Kary za nadmierne ogrzewanie w Europie?
Kryzys energetyczny, związany głównie z dostępnością gazu coraz mocniej zagląda w oczy Europejczykom. W tym celu rządy poszczególnych państw intensywnie pracują nad nowymi przepisami pozwalającymi na oszczędzanie energii.
Przygotowania do zimy
W Europie od początku wojny na Ukrainie wszyscy obawiają się nadchodzącej zimy, która z pewnością będzie trudna. Europejskie państwa czekają na zimę z niemal pełnymi magazynami, ale wiedzą, że ich pojemność jest ograniczona.
Utrudnienia w dostawie gazu oraz szybko kurczące się zapasy tego surowca zmuszają do podejmowania radykalnych rozwiązaniach. W lipcu państwa członkowskie Unii Europejskiej zobowiązały się do zmniejszenia zapotrzebowania na gaz o 15% w okresie od 01 sierpnia 2022 roku do 31 marca 2023 roku.

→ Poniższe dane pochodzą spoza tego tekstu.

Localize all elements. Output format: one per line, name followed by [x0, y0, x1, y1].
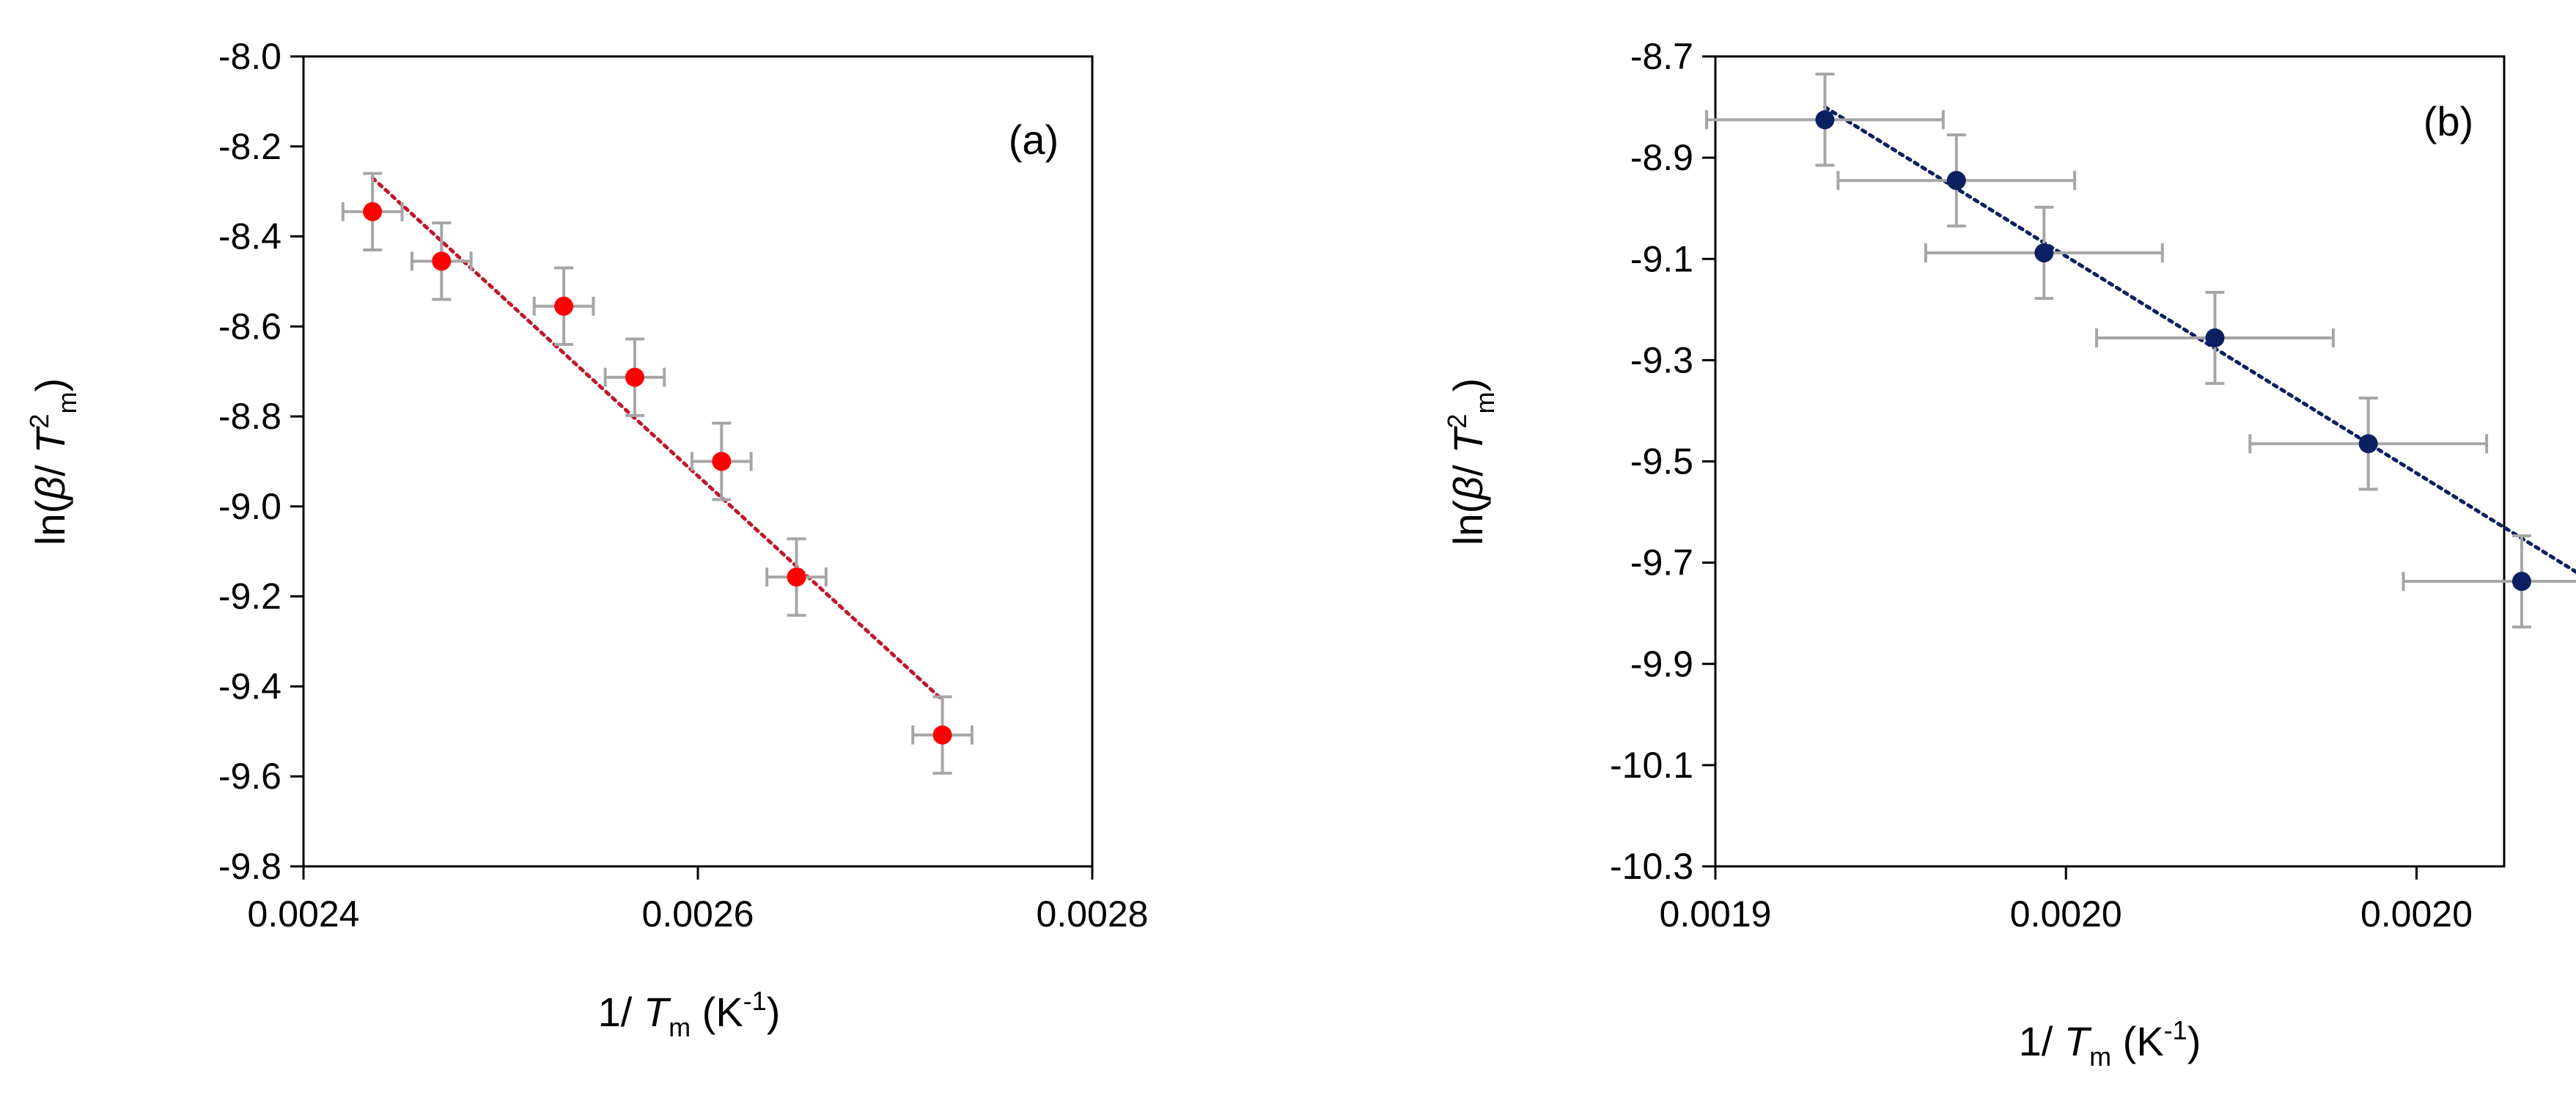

Włoski plan na oszczędzanie energii
Dużo wcześniej na potencjalne kłopoty zareagowali Włosi. Już w maju wprowadzono tam rządowy plan ograniczenia zużycia energii. Zgodnie z założeniami zimą temperatura w budynkach nie może być wyższa niż 19 stopni Celsjusza. Za naruszenie przepisów przewidziano karę od 500 do 3 tysięcy euro.

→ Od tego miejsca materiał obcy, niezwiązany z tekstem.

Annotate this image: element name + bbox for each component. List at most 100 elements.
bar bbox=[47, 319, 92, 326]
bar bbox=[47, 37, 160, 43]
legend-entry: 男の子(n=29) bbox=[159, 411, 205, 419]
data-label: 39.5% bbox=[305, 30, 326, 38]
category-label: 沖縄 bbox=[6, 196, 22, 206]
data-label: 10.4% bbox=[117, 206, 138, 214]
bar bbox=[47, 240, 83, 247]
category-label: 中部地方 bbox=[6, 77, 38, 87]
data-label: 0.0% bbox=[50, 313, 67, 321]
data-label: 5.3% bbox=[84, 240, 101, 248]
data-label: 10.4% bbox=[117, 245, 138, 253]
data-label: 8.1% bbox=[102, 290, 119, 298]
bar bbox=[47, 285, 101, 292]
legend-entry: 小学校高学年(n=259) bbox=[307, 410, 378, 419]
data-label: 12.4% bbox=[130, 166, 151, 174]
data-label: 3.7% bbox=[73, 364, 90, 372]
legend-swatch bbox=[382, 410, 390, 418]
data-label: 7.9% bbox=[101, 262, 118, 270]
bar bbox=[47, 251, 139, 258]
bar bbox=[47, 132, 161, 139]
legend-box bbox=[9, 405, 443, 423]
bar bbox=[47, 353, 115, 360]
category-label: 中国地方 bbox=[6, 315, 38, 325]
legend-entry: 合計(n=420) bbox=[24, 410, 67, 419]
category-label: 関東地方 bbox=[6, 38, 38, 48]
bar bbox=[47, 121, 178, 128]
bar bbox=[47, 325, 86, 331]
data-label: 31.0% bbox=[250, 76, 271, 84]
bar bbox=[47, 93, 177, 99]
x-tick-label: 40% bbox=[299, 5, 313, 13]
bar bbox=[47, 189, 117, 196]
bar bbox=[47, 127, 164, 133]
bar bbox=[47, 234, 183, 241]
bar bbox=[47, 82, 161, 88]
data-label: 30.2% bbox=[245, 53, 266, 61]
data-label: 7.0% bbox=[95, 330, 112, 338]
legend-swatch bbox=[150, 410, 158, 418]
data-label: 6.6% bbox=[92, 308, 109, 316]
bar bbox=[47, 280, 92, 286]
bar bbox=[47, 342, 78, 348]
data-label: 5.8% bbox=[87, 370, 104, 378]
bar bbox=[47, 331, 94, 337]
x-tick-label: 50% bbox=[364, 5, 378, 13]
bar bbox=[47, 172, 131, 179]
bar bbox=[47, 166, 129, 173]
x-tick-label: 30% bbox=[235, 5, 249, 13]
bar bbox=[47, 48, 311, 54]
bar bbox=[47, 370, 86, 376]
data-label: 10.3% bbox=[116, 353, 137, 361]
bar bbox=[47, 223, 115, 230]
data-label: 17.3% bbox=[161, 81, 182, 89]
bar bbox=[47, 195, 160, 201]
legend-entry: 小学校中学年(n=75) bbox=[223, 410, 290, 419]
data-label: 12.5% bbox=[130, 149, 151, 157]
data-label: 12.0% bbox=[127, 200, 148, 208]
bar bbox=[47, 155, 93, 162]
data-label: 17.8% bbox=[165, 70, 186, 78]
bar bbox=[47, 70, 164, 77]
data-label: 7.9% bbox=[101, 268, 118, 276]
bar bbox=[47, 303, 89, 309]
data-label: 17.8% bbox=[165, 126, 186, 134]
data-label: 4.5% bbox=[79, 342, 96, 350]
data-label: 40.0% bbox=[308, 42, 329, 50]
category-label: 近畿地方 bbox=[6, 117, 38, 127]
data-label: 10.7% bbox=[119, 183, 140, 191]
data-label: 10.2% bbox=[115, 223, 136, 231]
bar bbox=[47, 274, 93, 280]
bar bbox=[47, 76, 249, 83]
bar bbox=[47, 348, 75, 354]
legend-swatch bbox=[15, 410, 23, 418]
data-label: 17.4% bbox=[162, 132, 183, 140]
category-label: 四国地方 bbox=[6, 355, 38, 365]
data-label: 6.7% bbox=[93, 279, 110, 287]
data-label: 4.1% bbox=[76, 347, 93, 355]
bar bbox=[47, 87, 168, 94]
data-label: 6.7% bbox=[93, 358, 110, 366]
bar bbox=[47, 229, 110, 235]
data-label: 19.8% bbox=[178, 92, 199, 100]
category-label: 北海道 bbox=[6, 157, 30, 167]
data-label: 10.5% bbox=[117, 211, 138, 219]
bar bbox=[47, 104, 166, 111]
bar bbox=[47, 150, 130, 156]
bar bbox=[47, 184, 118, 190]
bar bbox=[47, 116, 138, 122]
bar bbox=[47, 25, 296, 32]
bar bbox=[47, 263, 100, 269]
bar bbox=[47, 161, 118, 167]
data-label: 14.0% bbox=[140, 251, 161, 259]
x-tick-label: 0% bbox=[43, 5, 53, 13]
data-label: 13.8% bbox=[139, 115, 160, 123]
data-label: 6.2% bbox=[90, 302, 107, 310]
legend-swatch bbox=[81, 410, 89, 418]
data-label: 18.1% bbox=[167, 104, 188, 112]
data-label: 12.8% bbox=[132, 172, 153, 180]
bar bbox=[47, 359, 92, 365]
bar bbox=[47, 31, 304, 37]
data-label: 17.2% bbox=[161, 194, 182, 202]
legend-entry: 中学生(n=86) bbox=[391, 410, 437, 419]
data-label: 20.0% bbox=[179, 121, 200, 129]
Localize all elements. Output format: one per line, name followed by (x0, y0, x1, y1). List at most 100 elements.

Projektowane przepisy przewidują pewne wyjątki. Będą one przeznaczone m.in. dla szpitali, szkół i placówek opieki społecznej. Winy mają zostać odpuszczone także osobom żyjącym w najdalej wysuniętych na północ regionach kraju. Trudno się temu dziwić, bo różnice temperatur na świeżym powietrzu między górą a dołem kraju potrafią sięgać nawet 20 stopni Celsjusza.
Włosi przesuwają jednocześnie początek sezonu grzewczego, skracając go o dwa tygodnie. Grzanie będzie możliwe dopiero od początku listopada
Szokujące kary w Szwajcarii
Jeszcze dalej chce posunąć się rząd w Szwajcarii, gdzie karą za przekroczenie limitów ma być nie tyko grzywna, ale nawet więzienie. Jak podał lokalny dziennik Blick w nowych przepisach kara za ogrzewanie ponad ustalone limity ma wynosić od 30 do 3 tysięcy franków szwajcarskich lub nawet do 3 lat pozbawienia wolności.

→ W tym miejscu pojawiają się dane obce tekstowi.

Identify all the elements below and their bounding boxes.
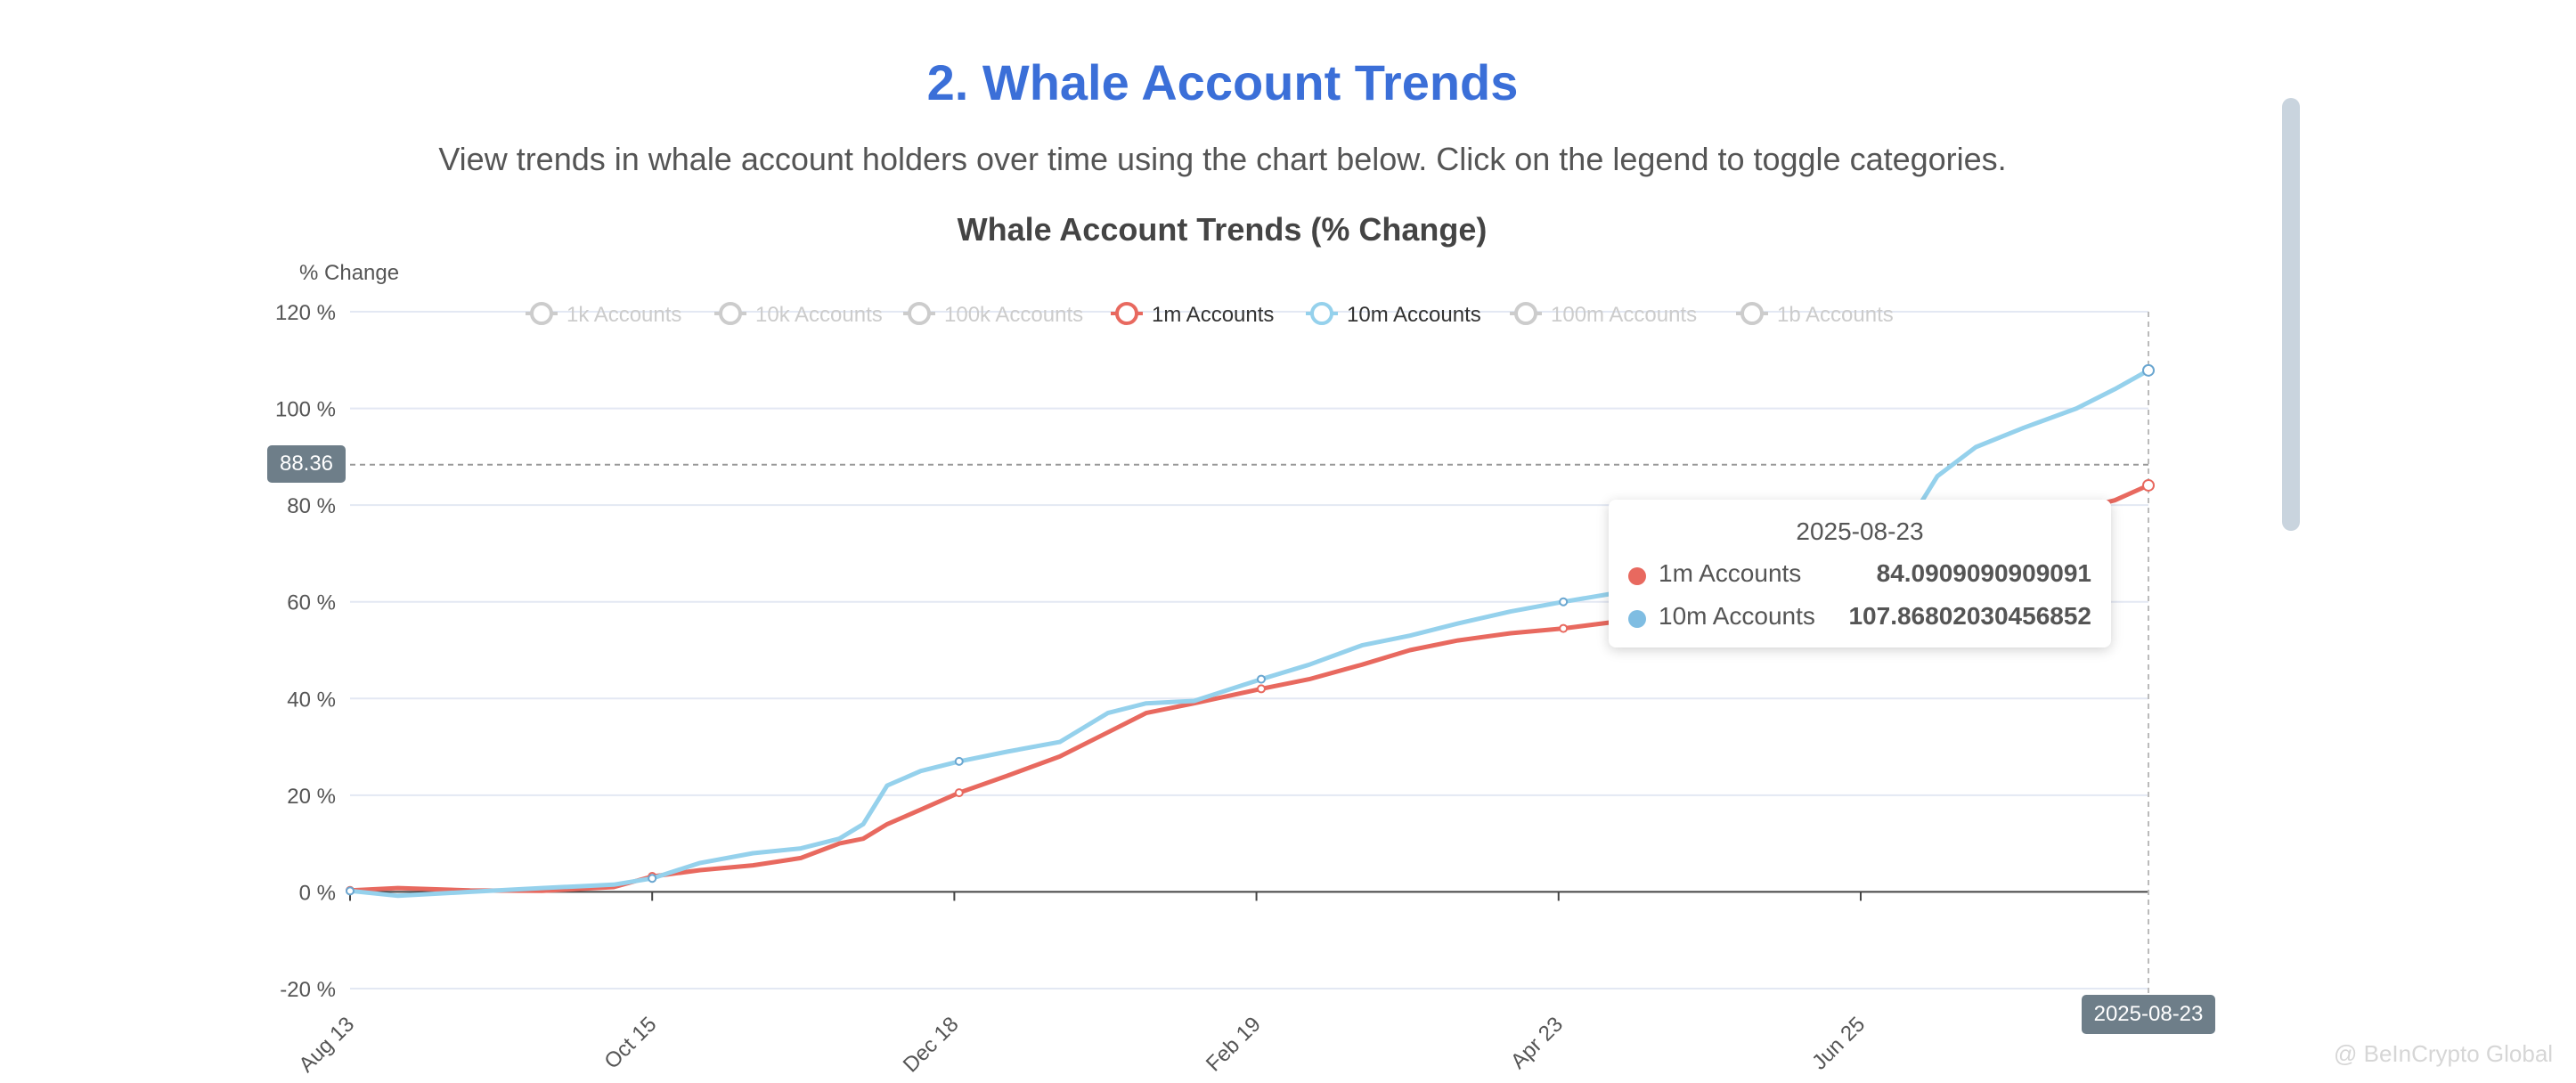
y-tick-label: 100 % (275, 398, 336, 422)
data-point (1559, 623, 1569, 633)
tooltip-row-10m: 10m Accounts 107.86802030456852 (1628, 602, 2091, 632)
data-point (346, 886, 355, 896)
legend-label: 100k Accounts (944, 303, 1083, 327)
data-point (2142, 478, 2155, 492)
tooltip-series-name: 10m Accounts (1659, 602, 1815, 630)
x-tick-label: Apr 23 (1506, 1013, 1568, 1074)
x-tick-label: Oct 15 (599, 1013, 661, 1074)
data-point (1559, 597, 1569, 607)
y-axis-label: % Change (299, 261, 399, 285)
x-tick-label: Feb 19 (1202, 1013, 1266, 1077)
data-point (648, 874, 657, 884)
legend-label: 100m Accounts (1551, 303, 1697, 327)
legend-label: 10m Accounts (1347, 303, 1481, 327)
legend-marker-icon (1740, 302, 1764, 325)
y-tick-label: 40 % (287, 688, 336, 712)
data-point (954, 788, 964, 798)
tooltip-date: 2025-08-23 (1796, 517, 1924, 545)
data-tooltip: 2025-08-23 1m Accounts 84.0909090909091 … (1609, 500, 2111, 647)
red-dot-icon (1628, 567, 1646, 585)
y-tick-label: 20 % (287, 785, 336, 809)
tooltip-series-name: 1m Accounts (1659, 559, 1802, 587)
section-title: 2. Whale Account Trends (926, 54, 1519, 110)
legend-item[interactable]: 10k Accounts (714, 302, 883, 327)
legend-item[interactable]: 100k Accounts (903, 302, 1083, 327)
legend-label: 1b Accounts (1777, 303, 1894, 327)
legend-item[interactable]: 1b Accounts (1736, 302, 1894, 327)
legend-marker-icon (908, 302, 931, 325)
legend-item[interactable]: 100m Accounts (1510, 302, 1697, 327)
y-tick-label: 0 % (299, 881, 336, 905)
tooltip-series-value: 107.86802030456852 (1848, 602, 2091, 630)
x-tick-label: Jun 25 (1807, 1013, 1870, 1075)
x-tick-label: Dec 18 (899, 1013, 964, 1078)
legend-marker-icon (530, 302, 553, 325)
legend-marker-icon (1310, 302, 1333, 325)
legend-label: 1m Accounts (1152, 303, 1274, 327)
tooltip-series-value: 84.0909090909091 (1876, 559, 2091, 587)
crosshair-y-value: 88.36 (267, 445, 346, 483)
y-tick-label: 80 % (287, 494, 336, 518)
legend-marker-icon (1115, 302, 1138, 325)
y-tick-label: -20 % (280, 978, 336, 1002)
crosshair-x-value: 2025-08-23 (2082, 995, 2215, 1034)
data-point (954, 756, 964, 766)
legend-label: 10k Accounts (755, 303, 883, 327)
chart-title: Whale Account Trends (% Change) (958, 211, 1488, 248)
watermark: @ BeInCrypto Global (2334, 1040, 2554, 1067)
data-point (2142, 363, 2155, 377)
section-description: View trends in whale account holders ove… (438, 141, 2007, 177)
legend-marker-icon (719, 302, 742, 325)
blue-dot-icon (1628, 610, 1646, 628)
legend-item[interactable]: 10m Accounts (1306, 302, 1481, 327)
legend-label: 1k Accounts (567, 303, 681, 327)
y-tick-label: 60 % (287, 591, 336, 615)
legend-item[interactable]: 1k Accounts (526, 302, 681, 327)
legend-marker-icon (1514, 302, 1537, 325)
tooltip-row-1m: 1m Accounts 84.0909090909091 (1628, 559, 2091, 590)
legend-item[interactable]: 1m Accounts (1111, 302, 1274, 327)
data-point (1256, 684, 1266, 694)
data-point (1256, 674, 1266, 684)
y-tick-label: 120 % (275, 301, 336, 325)
x-tick-label: Aug 13 (294, 1013, 359, 1078)
vertical-scrollbar[interactable] (2282, 98, 2300, 531)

Szwajcarzy są na etapie konsultowania zmian w prawie, które mają przyczynić się do oszczędności energii. Założenia są takie, że temperatura maksymalna w budynkach będzie mogła wynosić maksymalnie 19 stopni Celsjusza. Ograniczenie w podgrzewaniu wody ma zostać ustalone na 60 stopni Celsjusza. Na ten moment wejście w życie proponowanych rozwiązań nie jest zatem przesądzone.